Холмс бросил взгляд через сад на заднюю дверь дома.
— Если бы я намеревался совершить убийство, а тело сжечь, — задумчиво произнес он, — то не стал бы крепко затыкать бутылку. Перед тем как приступить к делу, я бы непременно убедился в том, что пробка легко вынимается из горлышка.
Однако я был слишком поражен увиденным, чтобы внимательно выслушивать меткие умозаключения своего друга.

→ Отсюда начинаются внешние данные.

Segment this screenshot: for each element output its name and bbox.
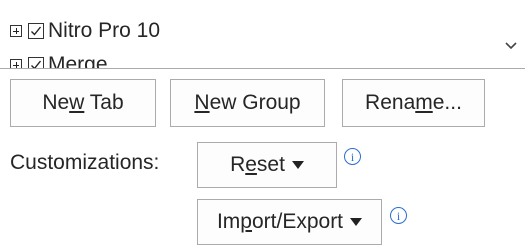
customizations-label: Customizations: bbox=[10, 151, 160, 174]
caret-down-icon bbox=[350, 218, 363, 226]
info-icon[interactable]: i bbox=[390, 207, 407, 224]
tree-item-label: Nitro Pro 10 bbox=[48, 19, 161, 42]
button-label: Reset bbox=[230, 153, 285, 176]
import-export-dropdown-button[interactable]: Import/Export bbox=[197, 199, 382, 245]
expand-plus-icon[interactable] bbox=[10, 59, 22, 68]
new-group-button[interactable]: New Group bbox=[170, 79, 325, 127]
expand-plus-icon[interactable] bbox=[10, 25, 22, 37]
tree-item-merge[interactable]: Merge bbox=[10, 52, 108, 69]
button-label: New Tab bbox=[42, 91, 124, 114]
chevron-down-icon[interactable] bbox=[503, 40, 519, 52]
rename-button[interactable]: Rename... bbox=[342, 79, 485, 127]
checkmark-icon bbox=[31, 60, 42, 68]
button-label: Import/Export bbox=[216, 210, 344, 233]
button-label: New Group bbox=[194, 91, 301, 114]
customize-ribbon-tree[interactable]: Nitro Pro 10 Merge bbox=[0, 0, 525, 69]
checkmark-icon bbox=[31, 26, 42, 36]
tree-item-checkbox[interactable] bbox=[28, 57, 44, 68]
caret-down-icon bbox=[291, 161, 304, 169]
tree-item-nitro-pro[interactable]: Nitro Pro 10 bbox=[10, 18, 160, 44]
info-icon[interactable]: i bbox=[344, 148, 361, 165]
reset-dropdown-button[interactable]: Reset bbox=[197, 142, 337, 188]
tree-item-checkbox[interactable] bbox=[28, 23, 44, 39]
new-tab-button[interactable]: New Tab bbox=[10, 79, 156, 127]
tree-item-label: Merge bbox=[48, 53, 108, 69]
button-label: Rename... bbox=[365, 91, 462, 114]
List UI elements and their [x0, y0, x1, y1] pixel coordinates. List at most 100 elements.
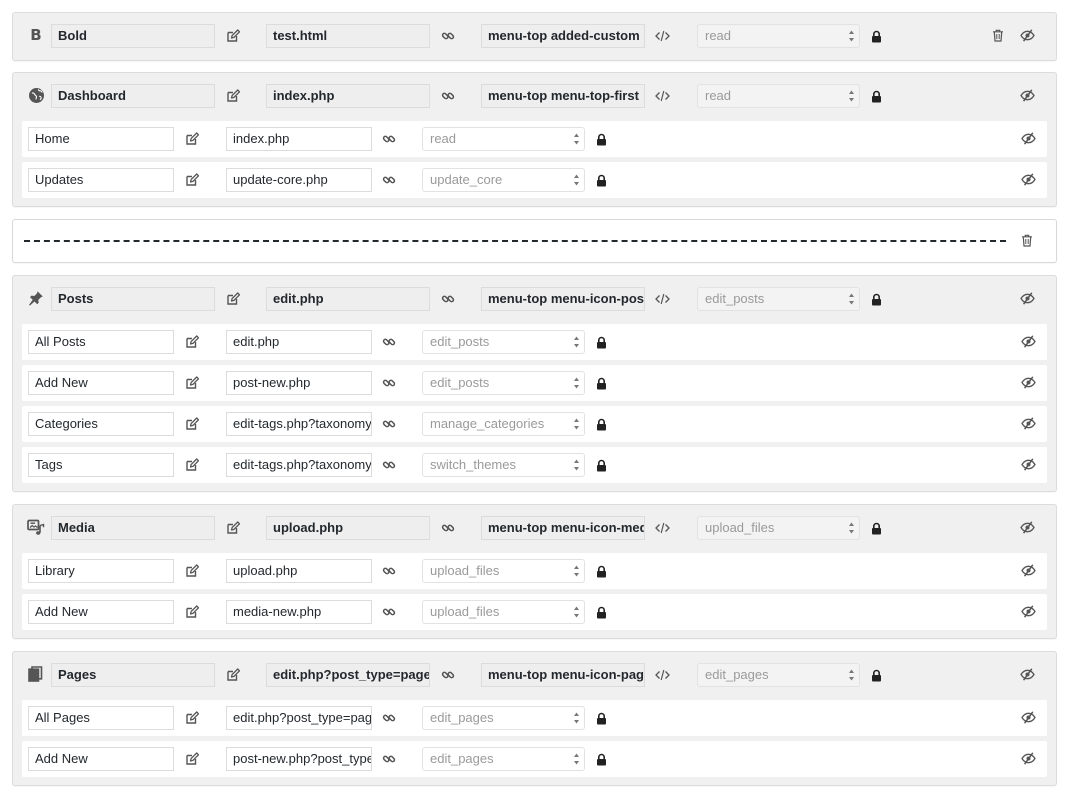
capability-select[interactable]: read [697, 84, 860, 108]
capability-select[interactable]: edit_posts [697, 287, 860, 311]
pencil-edit-icon[interactable] [223, 518, 243, 538]
menu-title-input[interactable]: Bold [51, 24, 215, 48]
menu-title-input[interactable]: Posts [51, 287, 215, 311]
menu-url-input[interactable]: upload.php [266, 516, 430, 540]
eye-slash-icon[interactable] [1018, 454, 1038, 474]
menu-css-class-input[interactable]: menu-top menu-top-first [481, 84, 645, 108]
submenu-title-input[interactable]: Updates [28, 168, 174, 192]
submenu-title-input[interactable]: Library [28, 559, 174, 583]
eye-slash-icon[interactable] [1018, 413, 1038, 433]
link-icon[interactable] [438, 289, 458, 309]
link-icon[interactable] [379, 414, 399, 434]
eye-slash-icon[interactable] [1017, 664, 1037, 684]
pencil-edit-icon[interactable] [182, 332, 202, 352]
submenu-title-input[interactable]: Categories [28, 412, 174, 436]
pencil-edit-icon[interactable] [182, 602, 202, 622]
menu-url-input[interactable]: edit.php [266, 287, 430, 311]
capability-select[interactable]: read [422, 127, 585, 151]
submenu-url-input[interactable]: post-new.php?post_type=page [226, 747, 372, 771]
link-icon[interactable] [379, 455, 399, 475]
code-icon[interactable] [652, 86, 672, 106]
pencil-edit-icon[interactable] [223, 289, 243, 309]
submenu-url-input[interactable]: update-core.php [226, 168, 372, 192]
menu-url-input[interactable]: test.html [266, 24, 430, 48]
submenu-url-input[interactable]: edit-tags.php?taxonomy=category [226, 412, 372, 436]
eye-slash-icon[interactable] [1018, 560, 1038, 580]
pencil-edit-icon[interactable] [182, 561, 202, 581]
pencil-edit-icon[interactable] [223, 665, 243, 685]
submenu-url-input[interactable]: edit.php?post_type=page [226, 706, 372, 730]
link-icon[interactable] [438, 518, 458, 538]
menu-title-input[interactable]: Dashboard [51, 84, 215, 108]
trash-icon[interactable] [1017, 230, 1037, 250]
submenu-url-input[interactable]: upload.php [226, 559, 372, 583]
submenu-title-input[interactable]: Add New [28, 747, 174, 771]
pencil-edit-icon[interactable] [182, 455, 202, 475]
menu-title-input[interactable]: Media [51, 516, 215, 540]
link-icon[interactable] [379, 170, 399, 190]
eye-slash-icon[interactable] [1017, 288, 1037, 308]
link-icon[interactable] [379, 561, 399, 581]
submenu-title-input[interactable]: Tags [28, 453, 174, 477]
link-icon[interactable] [379, 129, 399, 149]
submenu-url-input[interactable]: post-new.php [226, 371, 372, 395]
eye-slash-icon[interactable] [1017, 25, 1037, 45]
link-icon[interactable] [438, 665, 458, 685]
capability-select[interactable]: upload_files [422, 600, 585, 624]
submenu-title-input[interactable]: All Posts [28, 330, 174, 354]
submenu-url-input[interactable]: media-new.php [226, 600, 372, 624]
submenu-url-input[interactable]: index.php [226, 127, 372, 151]
eye-slash-icon[interactable] [1018, 128, 1038, 148]
capability-select[interactable]: edit_posts [422, 330, 585, 354]
submenu-url-input[interactable]: edit.php [226, 330, 372, 354]
eye-slash-icon[interactable] [1017, 517, 1037, 537]
code-icon[interactable] [652, 289, 672, 309]
eye-slash-icon[interactable] [1018, 372, 1038, 392]
link-icon[interactable] [379, 602, 399, 622]
pencil-edit-icon[interactable] [182, 749, 202, 769]
eye-slash-icon[interactable] [1018, 601, 1038, 621]
capability-select[interactable]: upload_files [697, 516, 860, 540]
menu-url-input[interactable]: edit.php?post_type=page [266, 663, 430, 687]
submenu-title-input[interactable]: Add New [28, 371, 174, 395]
link-icon[interactable] [379, 708, 399, 728]
capability-select[interactable]: upload_files [422, 559, 585, 583]
pencil-edit-icon[interactable] [182, 170, 202, 190]
code-icon[interactable] [652, 26, 672, 46]
capability-select[interactable]: read [697, 24, 860, 48]
link-icon[interactable] [438, 26, 458, 46]
menu-css-class-input[interactable]: menu-top menu-icon-post [481, 287, 645, 311]
submenu-url-input[interactable]: edit-tags.php?taxonomy=post_tag [226, 453, 372, 477]
link-icon[interactable] [379, 749, 399, 769]
eye-slash-icon[interactable] [1018, 331, 1038, 351]
submenu-title-input[interactable]: Add New [28, 600, 174, 624]
pencil-edit-icon[interactable] [223, 86, 243, 106]
eye-slash-icon[interactable] [1018, 169, 1038, 189]
pencil-edit-icon[interactable] [182, 708, 202, 728]
link-icon[interactable] [379, 373, 399, 393]
capability-select[interactable]: edit_posts [422, 371, 585, 395]
link-icon[interactable] [379, 332, 399, 352]
capability-select[interactable]: manage_categories [422, 412, 585, 436]
menu-url-input[interactable]: index.php [266, 84, 430, 108]
pencil-edit-icon[interactable] [182, 414, 202, 434]
code-icon[interactable] [652, 665, 672, 685]
menu-css-class-input[interactable]: menu-top menu-icon-page [481, 663, 645, 687]
submenu-title-input[interactable]: All Pages [28, 706, 174, 730]
pencil-edit-icon[interactable] [182, 129, 202, 149]
capability-select[interactable]: switch_themes [422, 453, 585, 477]
submenu-title-input[interactable]: Home [28, 127, 174, 151]
eye-slash-icon[interactable] [1017, 85, 1037, 105]
capability-select[interactable]: update_core [422, 168, 585, 192]
capability-select[interactable]: edit_pages [697, 663, 860, 687]
capability-select[interactable]: edit_pages [422, 706, 585, 730]
menu-css-class-input[interactable]: menu-top added-custom [481, 24, 645, 48]
link-icon[interactable] [438, 86, 458, 106]
trash-icon[interactable] [988, 25, 1008, 45]
menu-title-input[interactable]: Pages [51, 663, 215, 687]
menu-css-class-input[interactable]: menu-top menu-icon-media [481, 516, 645, 540]
pencil-edit-icon[interactable] [182, 373, 202, 393]
eye-slash-icon[interactable] [1018, 748, 1038, 768]
eye-slash-icon[interactable] [1018, 707, 1038, 727]
pencil-edit-icon[interactable] [223, 26, 243, 46]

В оставшиеся девять дней нашего пребывания в гостинице «Колокол» дело об убийстве Роуз Харсент (так звали двадцатитрехлетнюю жертву) не давало нам покоя. Я понимал, что жители Пизенхолла скорее склонны объявить, будто бедная молодая женщина, носившая внебрачного ребенка, свела счеты с жизнью, нежели предъявить кому-либо из членов своей маленькой общины обвинение в страшном преступлении, приписав ему же и отцовство. Но факты отрицали возможность самоубийства, — по крайней мере, к такому выводу пришли коронер и его присяжные. Всю неделю наша хозяйка добросовестным образом передавала нам новости, а точнее, сплетни о ходе расследования. Из ее болтовни мы узнали, что год назад газета, теперь кричавшая о «тайне убийства в Пизенхолле», ознакомила своих читателей с обстоятельствами «большого скандала», происшедшего там же. Дама поведала нам об этом с наслаждением, едва ли не выходившим за рамки приличий.